Después, toca recitar casi de memoria una programación didáctica, que es un compendio de leyes y normas que poco puede salirse del guión establecido. Y, sin tiempo apenas para un trago de agua, explicar una unidad didáctica (que puede comprender muchas clases) con la terminología anterior. Obviamente, hasta el más tranquilo de los humanos acaba traicionándose a sí mismo en cualquiera de las dos pruebas.

Yo me he venido abajo en la segunda. ¿Cómo explicarle al tribunal que ya no veía las letras de mi propio guión? Que me lo sabía todo muy bien, que han sido los nervios, los malditos nervios de imaginarme jugándome el todo por el todo a una sola carta? ¿Cómo convencer a estos profesores cansados de que he trabajado mucho para preparar la programación y las unidades didácticas; que no he ido a ninguna academia, y que no soy un caradura que comprar el trabajo de otros por Internet? Lo peor de todo: la secretaria del tribunal haciéndole sonrisotas a una vocal, gesticulando y susurrando sin cortarse un pelo cualquier cosa mientras señala mi voluminoso libro de anexos.

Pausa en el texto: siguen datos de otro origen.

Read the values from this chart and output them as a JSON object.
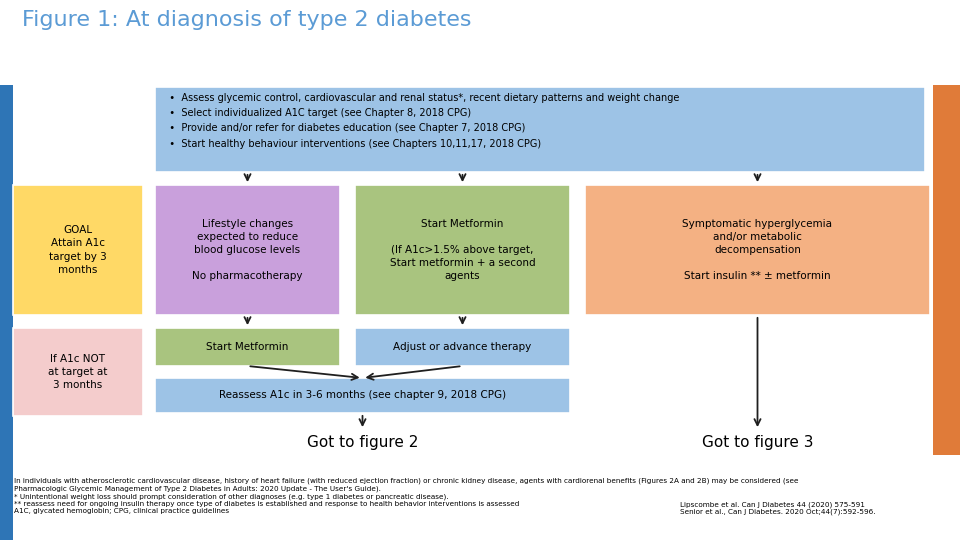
{
  "title": "Figure 1: At diagnosis of type 2 diabetes",
  "title_color": "#5B9BD5",
  "title_fontsize": 16,
  "bg_color": "#FFFFFF",
  "right_bar_color": "#E07B39",
  "left_bar_color": "#2E75B6",
  "top_box": {
    "bullets": "  •  Assess glycemic control, cardiovascular and renal status*, recent dietary patterns and weight change\n  •  Select individualized A1C target (see Chapter 8, 2018 CPG)\n  •  Provide and/or refer for diabetes education (see Chapter 7, 2018 CPG)\n  •  Start healthy behaviour interventions (see Chapters 10,11,17, 2018 CPG)",
    "bg": "#9DC3E6",
    "fontsize": 7.0
  },
  "goal_box1": {
    "text": "GOAL\nAttain A1c\ntarget by 3\nmonths",
    "bg": "#FFD966",
    "fontsize": 7.5
  },
  "goal_box2": {
    "text": "If A1c NOT\nat target at\n3 months",
    "bg": "#F4CCCC",
    "fontsize": 7.5
  },
  "lifestyle_box": {
    "text": "Lifestyle changes\nexpected to reduce\nblood glucose levels\n\nNo pharmacotherapy",
    "bg": "#C9A0DC",
    "fontsize": 7.5
  },
  "metformin_box": {
    "text": "Start Metformin\n\n(If A1c>1.5% above target,\nStart metformin + a second\nagents",
    "bg": "#A9C47F",
    "fontsize": 7.5
  },
  "symptomatic_box": {
    "text": "Symptomatic hyperglycemia\nand/or metabolic\ndecompensation\n\nStart insulin ** ± metformin",
    "bg": "#F4B183",
    "fontsize": 7.5
  },
  "start_metformin_box": {
    "text": "Start Metformin",
    "bg": "#A9C47F",
    "fontsize": 7.5
  },
  "adjust_box": {
    "text": "Adjust or advance therapy",
    "bg": "#9DC3E6",
    "fontsize": 7.5
  },
  "reassess_box": {
    "text": "Reassess A1c in 3-6 months (see chapter 9, 2018 CPG)",
    "bg": "#9DC3E6",
    "fontsize": 7.5
  },
  "goto2_text": "Got to figure 2",
  "goto3_text": "Got to figure 3",
  "goto_fontsize": 11,
  "footnote1": "In individuals with atherosclerotic cardiovascular disease, history of heart failure (with reduced ejection fraction) or chronic kidney disease, agents with cardiorenal benefits (Figures 2A and 2B) may be considered (see\nPharmacologic Glycemic Management of Type 2 Diabetes in Adults: 2020 Update - The User's Guide).",
  "footnote2": "* Unintentional weight loss should prompt consideration of other diagnoses (e.g. type 1 diabetes or pancreatic disease).",
  "footnote3": "** reassess need for ongoing insulin therapy once type of diabetes is established and response to health behavior interventions is assessed\nA1C, glycated hemoglobin; CPG, clinical practice guidelines",
  "footnote4": "Lipscombe et al. Can J Diabetes 44 (2020) 575-591\nSenior et al., Can J Diabetes. 2020 Oct;44(7):592-596.",
  "footnote_fontsize": 5.2,
  "arrow_color": "#1F1F1F"
}
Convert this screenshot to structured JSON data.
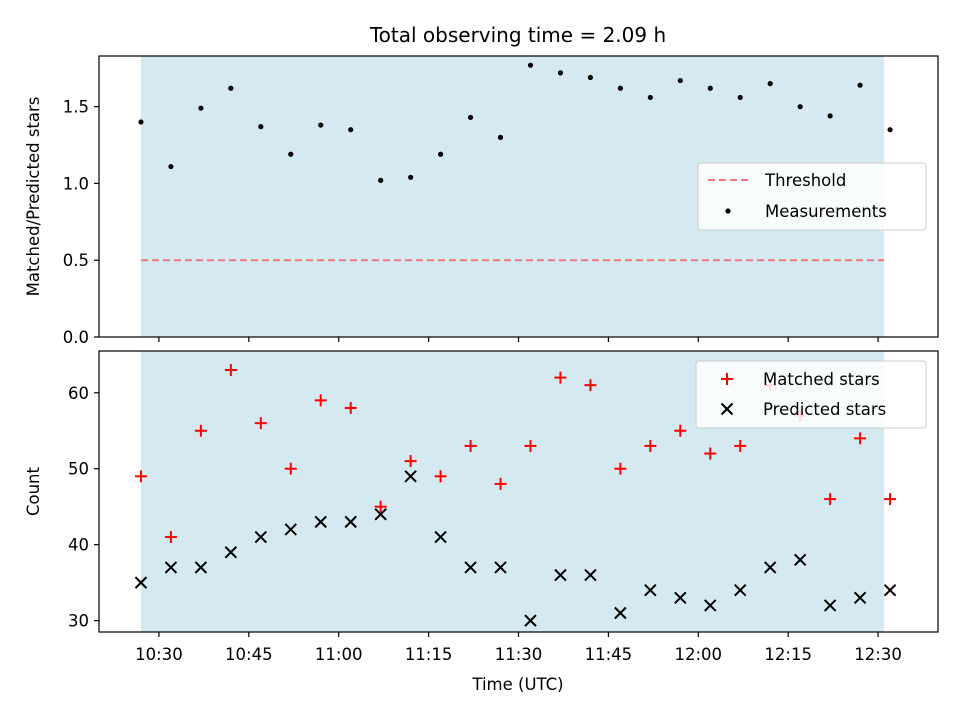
{
  "title": "Total observing time = 2.09 h",
  "colors": {
    "shade": "#d4eaf0",
    "threshold": "#f07878",
    "matched": "#ff0000",
    "predicted": "#000000",
    "measurement": "#000000"
  },
  "chart_data": [
    {
      "type": "scatter",
      "ylabel": "Matched/Predicted stars",
      "ylim": [
        0,
        1.83
      ],
      "yticks": [
        {
          "value": 0.0,
          "label": "0.0"
        },
        {
          "value": 0.5,
          "label": "0.5"
        },
        {
          "value": 1.0,
          "label": "1.0"
        },
        {
          "value": 1.5,
          "label": "1.5"
        }
      ],
      "legend": {
        "position": "right",
        "entries": [
          "Threshold",
          "Measurements"
        ]
      },
      "threshold": {
        "name": "Threshold",
        "y": 0.5,
        "x_range": [
          "10:27",
          "12:31"
        ]
      },
      "series": [
        {
          "name": "Measurements",
          "x": [
            "10:27",
            "10:32",
            "10:37",
            "10:42",
            "10:47",
            "10:52",
            "10:57",
            "11:02",
            "11:07",
            "11:12",
            "11:17",
            "11:22",
            "11:27",
            "11:32",
            "11:37",
            "11:42",
            "11:47",
            "11:52",
            "11:57",
            "12:02",
            "12:07",
            "12:12",
            "12:17",
            "12:22",
            "12:27",
            "12:32"
          ],
          "y": [
            1.4,
            1.11,
            1.49,
            1.62,
            1.37,
            1.19,
            1.38,
            1.35,
            1.02,
            1.04,
            1.19,
            1.43,
            1.3,
            1.77,
            1.72,
            1.69,
            1.62,
            1.56,
            1.67,
            1.62,
            1.56,
            1.65,
            1.5,
            1.44,
            1.64,
            1.35
          ]
        }
      ]
    },
    {
      "type": "scatter",
      "xlabel": "Time (UTC)",
      "ylabel": "Count",
      "ylim": [
        28.5,
        65.5
      ],
      "yticks": [
        {
          "value": 30,
          "label": "30"
        },
        {
          "value": 40,
          "label": "40"
        },
        {
          "value": 50,
          "label": "50"
        },
        {
          "value": 60,
          "label": "60"
        }
      ],
      "legend": {
        "position": "top-right",
        "entries": [
          "Matched stars",
          "Predicted stars"
        ]
      },
      "series": [
        {
          "name": "Matched stars",
          "x": [
            "10:27",
            "10:32",
            "10:37",
            "10:42",
            "10:47",
            "10:52",
            "10:57",
            "11:02",
            "11:07",
            "11:12",
            "11:17",
            "11:22",
            "11:27",
            "11:32",
            "11:37",
            "11:42",
            "11:47",
            "11:52",
            "11:57",
            "12:02",
            "12:07",
            "12:12",
            "12:17",
            "12:22",
            "12:27",
            "12:32"
          ],
          "y": [
            49,
            41,
            55,
            63,
            56,
            50,
            59,
            58,
            45,
            51,
            49,
            53,
            48,
            53,
            62,
            61,
            50,
            53,
            55,
            52,
            53,
            61,
            57,
            46,
            54,
            46
          ]
        },
        {
          "name": "Predicted stars",
          "x": [
            "10:27",
            "10:32",
            "10:37",
            "10:42",
            "10:47",
            "10:52",
            "10:57",
            "11:02",
            "11:07",
            "11:12",
            "11:17",
            "11:22",
            "11:27",
            "11:32",
            "11:37",
            "11:42",
            "11:47",
            "11:52",
            "11:57",
            "12:02",
            "12:07",
            "12:12",
            "12:17",
            "12:22",
            "12:27",
            "12:32"
          ],
          "y": [
            35,
            37,
            37,
            39,
            41,
            42,
            43,
            43,
            44,
            49,
            41,
            37,
            37,
            30,
            36,
            36,
            31,
            34,
            33,
            32,
            34,
            37,
            38,
            32,
            33,
            34
          ]
        }
      ]
    }
  ],
  "x_axis": {
    "xlim": [
      "10:20",
      "12:40"
    ],
    "shade_range": [
      "10:27",
      "12:31"
    ],
    "ticks": [
      {
        "value": "10:30",
        "label": "10:30"
      },
      {
        "value": "10:45",
        "label": "10:45"
      },
      {
        "value": "11:00",
        "label": "11:00"
      },
      {
        "value": "11:15",
        "label": "11:15"
      },
      {
        "value": "11:30",
        "label": "11:30"
      },
      {
        "value": "11:45",
        "label": "11:45"
      },
      {
        "value": "12:00",
        "label": "12:00"
      },
      {
        "value": "12:15",
        "label": "12:15"
      },
      {
        "value": "12:30",
        "label": "12:30"
      }
    ]
  }
}
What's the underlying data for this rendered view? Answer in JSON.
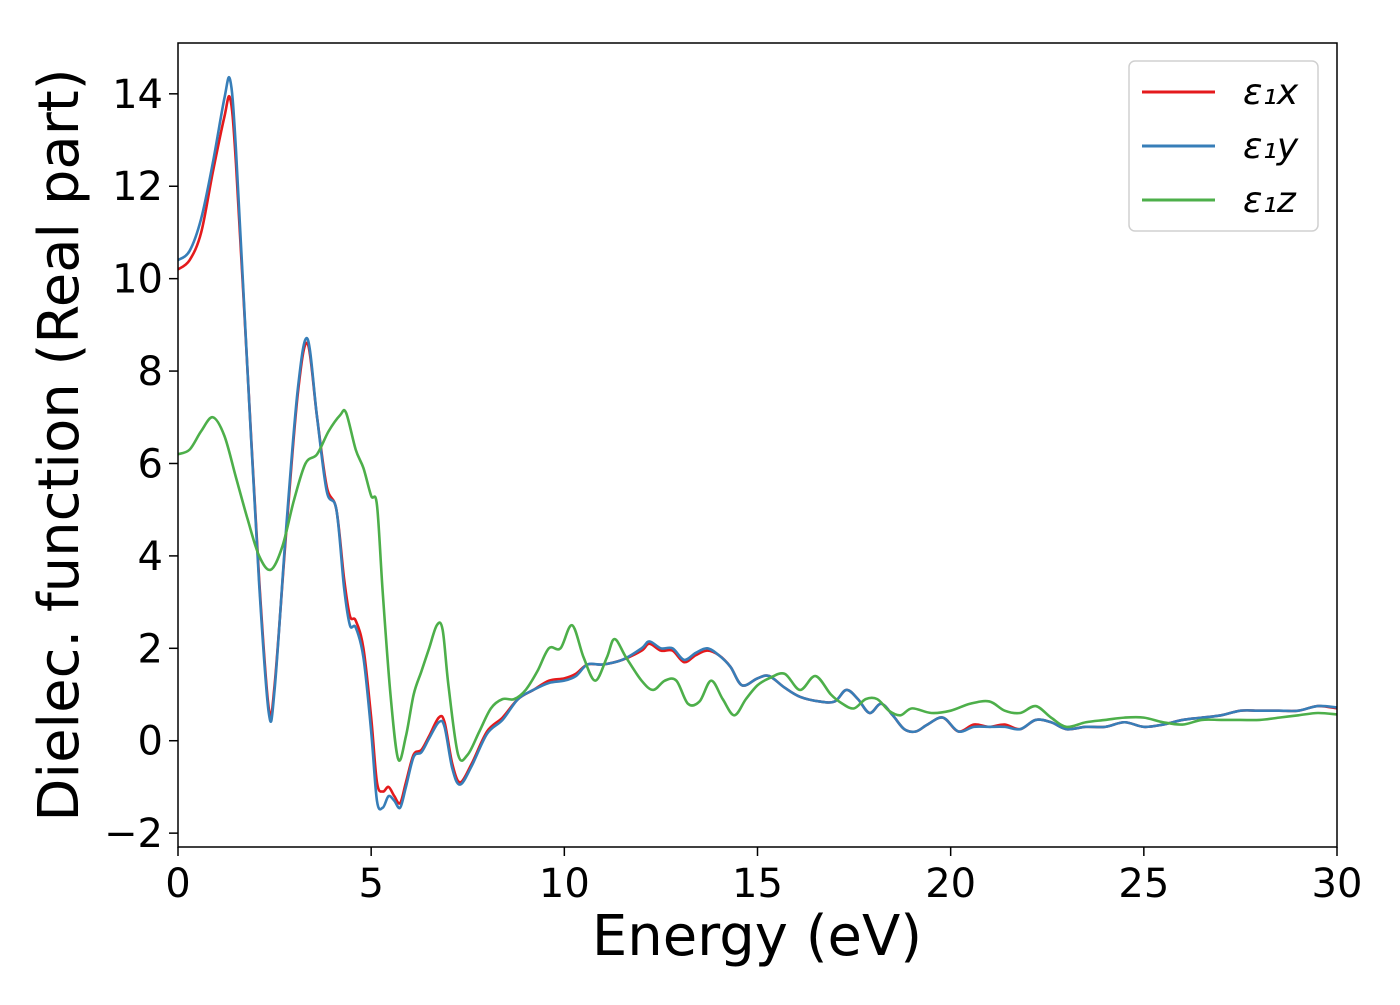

Ahora, a esperar las notas. Hace dos años sólo aprobaron los que obtendrían la plaza. O sea, cada tribunal distribuyó casi exactamente el mismo número de aprobados, resultando un total inferior a la cantidad de vacantes. Así, los que teníamos un 6 o un 7 obtuvimos un cuatro y pico. De forma que quedábamos fuera de concurso.

Esta vez, yo que he sido y espero seguir siendo profesor, creo que conozco mi nota real: 7 +7+3 (con +/- 1 punto de margen de error). Teniendo en cuanta que la primera nota cuenta un 40 por ciento, debería aprobar, y como mínimo aspirar a presentar méritos. Pero tengo la mala sensación de que Julio Iglesias entendió mejor la herencia española que la mayoría de los que van de intelectuales: en España la vida sigue igual.

Si no digo nada más sobre las oposiciones en este blog, será porque tenía razón y, como comprenderás, no voy a estar para gaitas. Egoísta que es uno, miraré para otro lado y empezaré a cavar las fosas metafóricas de todos los corruptos y golfos que nos están acercando al estado del caos.

Mientras, a disfrutar de una libertad que me asusta. Si no apruebo, ¿me volverán a llamar el año que viene con tanto recorte para dar clases? ¿Volveré a disfrutar del horripilante tercio de jornada con su miserable sueldo? ¿Cómo me las apañaré para pasar el verano sin pensar en todo eso?

Si el milagro sucede o, realmente estoy siendo pesimista y se hace justicia, mis invitaciones a paella van a traer cola: habrá bastado con una palabra de ánimo, un gesto, un acercamiento amistoso. Y lo mejor de todo es que la paella la preparará el cocinero del restaurante. Porque os voy a tumbar otro mito: no todos los valencianos sabemos cocinar una paella.

ACTUALIZACIÓN: He suspendido con un 4,76 y sólo recuerdo a la secretaria del tribunal riéndose mientras señalaba una parte de mi anexo a una compañera. Ahí fue cuando se me disparó la ansiedad. Posiblemente esa señora no es la culpable, pero me gustaría decirle que no se siente más delante de la mesa de un tribunal. Si la vida la ha jodido, que se vaya a meditar al Tibet. Porque eso de repartir su mala leche con los demás no le va a salir gratis. La vida es como Hacienda: si haces trampas, te pillan; si has pagado pocos impuestos, tarde o temprano, tendrás que abonar lo que debes. Es una conexión extraña y muy poco poética. ¿Y qué esperabs?